Par une coïncidence absurde, les fêtards du banquet moscovite nous rattrapèrent dans un restaurant parisien. Ce n'étaient pas bien sûr les mêmes, mais leur richesse avait la même origine, leurs visages la même mimique… Nous cherchions un endroit calme et cette salle à moitié vide l'était. Une demi-heure après, ils débarquaient et s'installaient à une longue table qui avait été réservée. Piégés, nous restions à les écouter. Je n'avais plus à te parler ni des «nouveaux maîtres», ni des années dépensées pour rien, ni de la fin. Tu comprenais ce que je pouvais penser en observant ces bouches pleines d'où sortaient des esclaffements gras, ces dos monolithiques, ces doigts bossués de bagues. J'imaginais tes réponses. Plus tard, dans un petit café où nous allâmes pour les fuir, tu parlerais très calmement de cette époque qui nous avait vus naître et qui allait prendre fin.
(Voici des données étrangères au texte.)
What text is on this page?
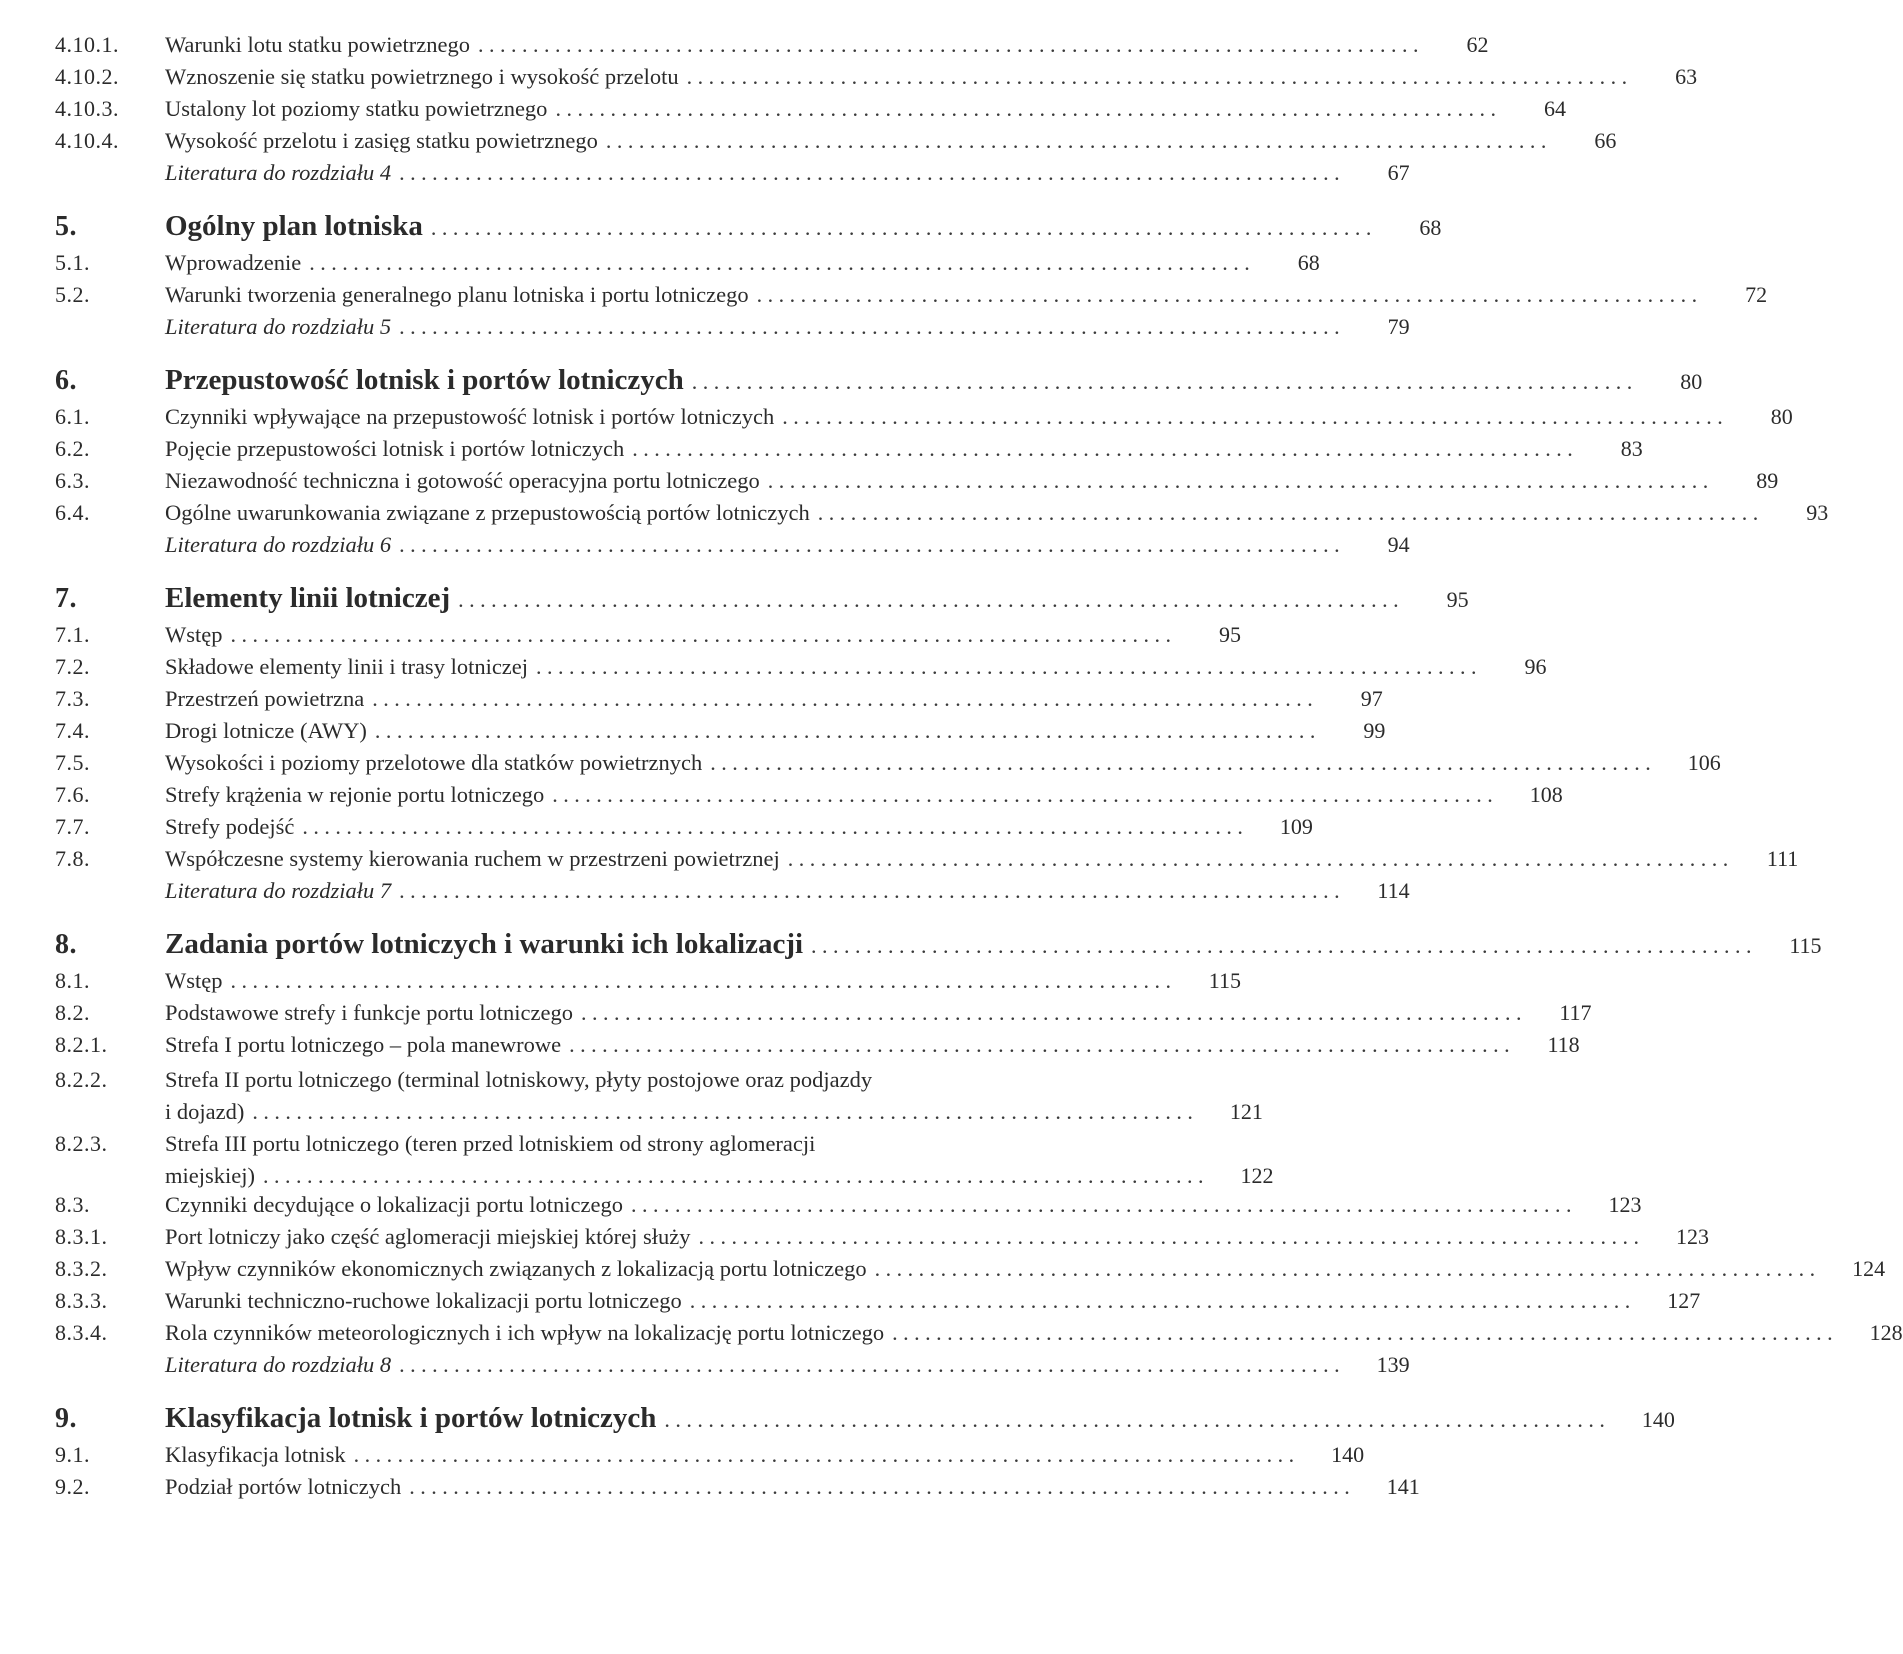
4.10.1.	Warunki lotu statku powietrznego . . .	62
4.10.2.	Wznoszenie się statku powietrznego i wysokość przelotu . . .	63
4.10.3.	Ustalony lot poziomy statku powietrznego . . .	64
4.10.4.	Wysokość przelotu i zasięg statku powietrznego . . .	66
Literatura do rozdziału 4 . . .	67
5.	Ogólny plan lotniska . . .	68
5.1.	Wprowadzenie . . .	68
5.2.	Warunki tworzenia generalnego planu lotniska i portu lotniczego . . .	72
Literatura do rozdziału 5 . . .	79
6.	Przepustowość lotnisk i portów lotniczych . . .	80
6.1.	Czynniki wpływające na przepustowość lotnisk i portów lotniczych . . .	80
6.2.	Pojęcie przepustowości lotnisk i portów lotniczych . . .	83
6.3.	Niezawodność techniczna i gotowość operacyjna portu lotniczego . . .	89
6.4.	Ogólne uwarunkowania związane z przepustowością portów lotniczych . . .	93
Literatura do rozdziału 6 . . .	94
7.	Elementy linii lotniczej . . .	95
7.1.	Wstęp . . .	95
7.2.	Składowe elementy linii i trasy lotniczej . . .	96
7.3.	Przestrzeń powietrzna . . .	97
7.4.	Drogi lotnicze (AWY) . . .	99
7.5.	Wysokości i poziomy przelotowe dla statków powietrznych . . .	106
7.6.	Strefy krążenia w rejonie portu lotniczego . . .	108
7.7.	Strefy podejść . . .	109
7.8.	Współczesne systemy kierowania ruchem w przestrzeni powietrznej . . .	111
Literatura do rozdziału 7 . . .	114
8.	Zadania portów lotniczych i warunki ich lokalizacji . . .	115
8.1.	Wstęp . . .	115
8.2.	Podstawowe strefy i funkcje portu lotniczego . . .	117
8.2.1.	Strefa I portu lotniczego – pola manewrowe . . .	118
8.2.2.	Strefa II portu lotniczego (terminal lotniskowy, płyty postojowe oraz podjazdy
i dojazd) . . .	121
8.2.3.	Strefa III portu lotniczego (teren przed lotniskiem od strony aglomeracji
miejskiej) . . .	122
8.3.	Czynniki decydujące o lokalizacji portu lotniczego . . .	123
8.3.1.	Port lotniczy jako część aglomeracji miejskiej której służy . . .	123
8.3.2.	Wpływ czynników ekonomicznych związanych z lokalizacją portu lotniczego . . .	124
8.3.3.	Warunki techniczno-ruchowe lokalizacji portu lotniczego . . .	127
8.3.4.	Rola czynników meteorologicznych i ich wpływ na lokalizację portu lotniczego . . .	128
Literatura do rozdziału 8 . . .	139
9.	Klasyfikacja lotnisk i portów lotniczych . . .	140
9.1.	Klasyfikacja lotnisk . . .	140
9.2.	Podział portów lotniczych . . .	141
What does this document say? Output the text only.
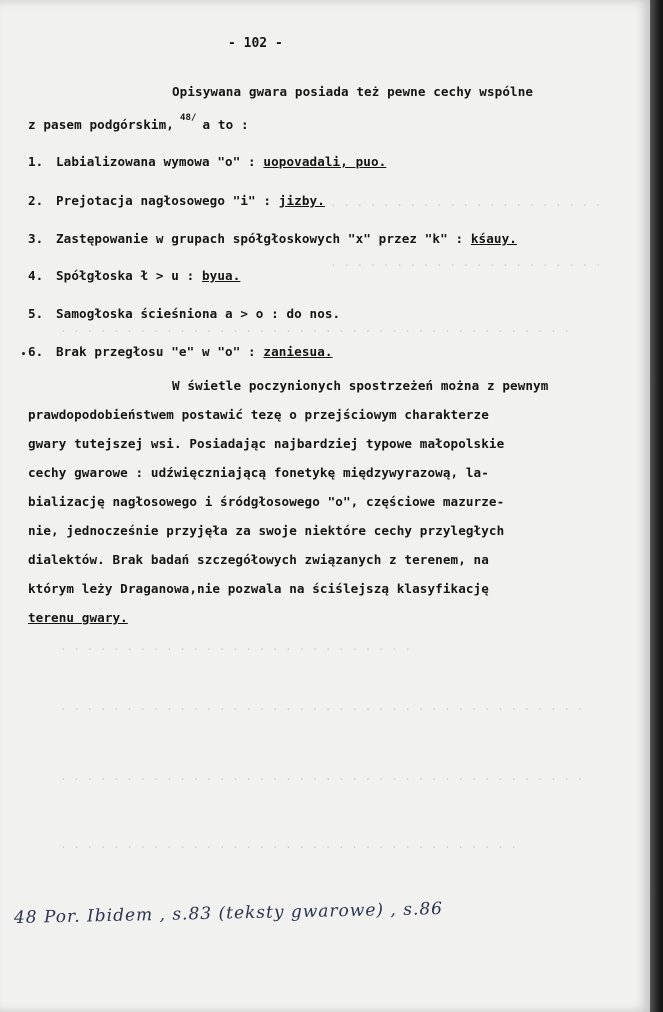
. . . . . . . . . . . . . . . . . . . . .
. . . . . . . . . . . . . . . . . . . . .
. . . . . . . . . . . . . . . . . . . . . . . . . . . . . . . . . . . . . . .
. . . . . . . . . . . . . . . . . . . . . . . . . . .
. . . . . . . . . . . . . . . . . . . . . . . . . . . . . . . . . . . . . . . .
. . . . . . . . . . . . . . . . . . . . . . . . . . . . . . . . . . . . . . . .
. . . . . . . . . . . . . . . . . . . . . . . . . . . . . . . . . . .
- 102 -
Opisywana gwara posiada też pewne cechy wspólne
z pasem podgórskim, $^{48/}$ a to :
1. Labializowana wymowa "o" : uopovadali, puo.
2. Prejotacja nagłosowego "i" : jizby.
3. Zastępowanie w grupach spółgłoskowych "x" przez "k" : kśauy.
4. Spółgłoska ł > u : byua.
5. Samogłoska ścieśniona a > o : do nos.
6. Brak przegłosu "e" w "o" : zaniesua.
W świetle poczynionych spostrzeżeń można z pewnym
prawdopodobieństwem postawić tezę o przejściowym charakterze
gwary tutejszej wsi. Posiadając najbardziej typowe małopolskie
cechy gwarowe : udźwięczniającą fonetykę międzywyrazową, la-
bializację nagłosowego i śródgłosowego "o", częściowe mazurze-
nie, jednocześnie przyjęła za swoje niektóre cechy przyległych
dialektów. Brak badań szczegółowych związanych z terenem, na
którym leży Draganowa,nie pozwala na ściślejszą klasyfikację
terenu gwary.
48 Por. Ibidem , s.83 (teksty gwarowe) , s.86
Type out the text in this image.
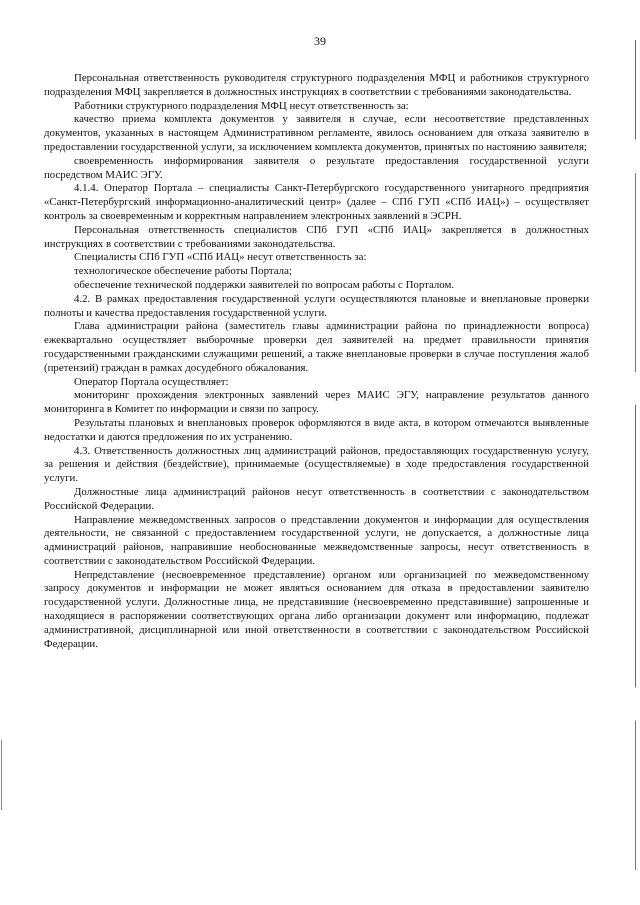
39

Персональная ответственность руководителя структурного подразделения МФЦ и работников структурного подразделения МФЦ закрепляется в должностных инструкциях в соответствии с требованиями законодательства.

Работники структурного подразделения МФЦ несут ответственность за:

качество приема комплекта документов у заявителя в случае, если несоответствие представленных документов, указанных в настоящем Административном регламенте, явилось основанием для отказа заявителю в предоставлении государственной услуги, за исключением комплекта документов, принятых по настоянию заявителя;

своевременность информирования заявителя о результате предоставления государственной услуги посредством МАИС ЭГУ.

4.1.4. Оператор Портала – специалисты Санкт-Петербургского государственного унитарного предприятия «Санкт-Петербургский информационно-аналитический центр» (далее – СПб ГУП «СПб ИАЦ») – осуществляет контроль за своевременным и корректным направлением электронных заявлений в ЭСРН.

Персональная ответственность специалистов СПб ГУП «СПб ИАЦ» закрепляется в должностных инструкциях в соответствии с требованиями законодательства.

Специалисты СПб ГУП «СПб ИАЦ» несут ответственность за:

технологическое обеспечение работы Портала;

обеспечение технической поддержки заявителей по вопросам работы с Порталом.

4.2. В рамках предоставления государственной услуги осуществляются плановые и внеплановые проверки полноты и качества предоставления государственной услуги.

Глава администрации района (заместитель главы администрации района по принадлежности вопроса) ежеквартально осуществляет выборочные проверки дел заявителей на предмет правильности принятия государственными гражданскими служащими решений, а также внеплановые проверки в случае поступления жалоб (претензий) граждан в рамках досудебного обжалования.

Оператор Портала осуществляет:

мониторинг прохождения электронных заявлений через МАИС ЭГУ, направление результатов данного мониторинга в Комитет по информации и связи по запросу.

Результаты плановых и внеплановых проверок оформляются в виде акта, в котором отмечаются выявленные недостатки и даются предложения по их устранению.

4.3. Ответственность должностных лиц администраций районов, предоставляющих государственную услугу, за решения и действия (бездействие), принимаемые (осуществляемые) в ходе предоставления государственной услуги.

Должностные лица администраций районов несут ответственность в соответствии с законодательством Российской Федерации.

Направление межведомственных запросов о представлении документов и информации для осуществления деятельности, не связанной с предоставлением государственной услуги, не допускается, а должностные лица администраций районов, направившие необоснованные межведомственные запросы, несут ответственность в соответствии с законодательством Российской Федерации.

Непредставление (несвоевременное представление) органом или организацией по межведомственному запросу документов и информации не может являться основанием для отказа в предоставлении заявителю государственной услуги. Должностные лица, не представившие (несвоевременно представившие) запрошенные и находящиеся в распоряжении соответствующих органа либо организации документ или информацию, подлежат административной, дисциплинарной или иной ответственности в соответствии с законодательством Российской Федерации.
«Il y a dix ans ou plus peut-être je pensais exactement comme toi: toutes ces guerres pour replâtrer une doctrine fissurée? Tous ces efforts pour faire plaisir aux gérontes du Kremlin? Un jour, n'en pouvant plus, je l'ai dit à Chakh. Comme toi: pour la gloire de quelle cause? Vers quels abîmes ensoleillés? Il m'a écoutée et… il a parlé de Sorge. J'étais folle de rage. Je me disais: ça y est, il va me faire un cours de propagande: "Richard Sorge, le héros de notre temps, le superman de notre renseignement qui a communiqué la date de l'invasion hitlérienne, a été trahi par les bureaucrates de Moscou", etc., etc. Vieille histoire. Mais Chakh m'a raconté juste la dernière minute de Sorge. Je savais seulement, comme tout le monde, que les Japonais l'avaient exécuté en 44, après trois années de détention, c'est tout. Or, dans cette dernière minute, monté sur l'échafaud, Sorge lança d'une voix forte et calme: "Vive l'Armée rouge! Vive l'Internationale communiste! Vive le parti communiste soviétique!" Tout à fait démodé, n'est-ce pas? Grotesque? Je l'ai dit à Chakh, en termes plus nuancés, il est vrai. Et lui m'a encore une fois étonnée. "Tu crois, m'a-t-il dit, que Sorge ne savait pas ce que valaient Staline et sa clique? Si, et comment! Mais c'est en mourant ainsi qu'il a montré ce que ces salauds valaient."»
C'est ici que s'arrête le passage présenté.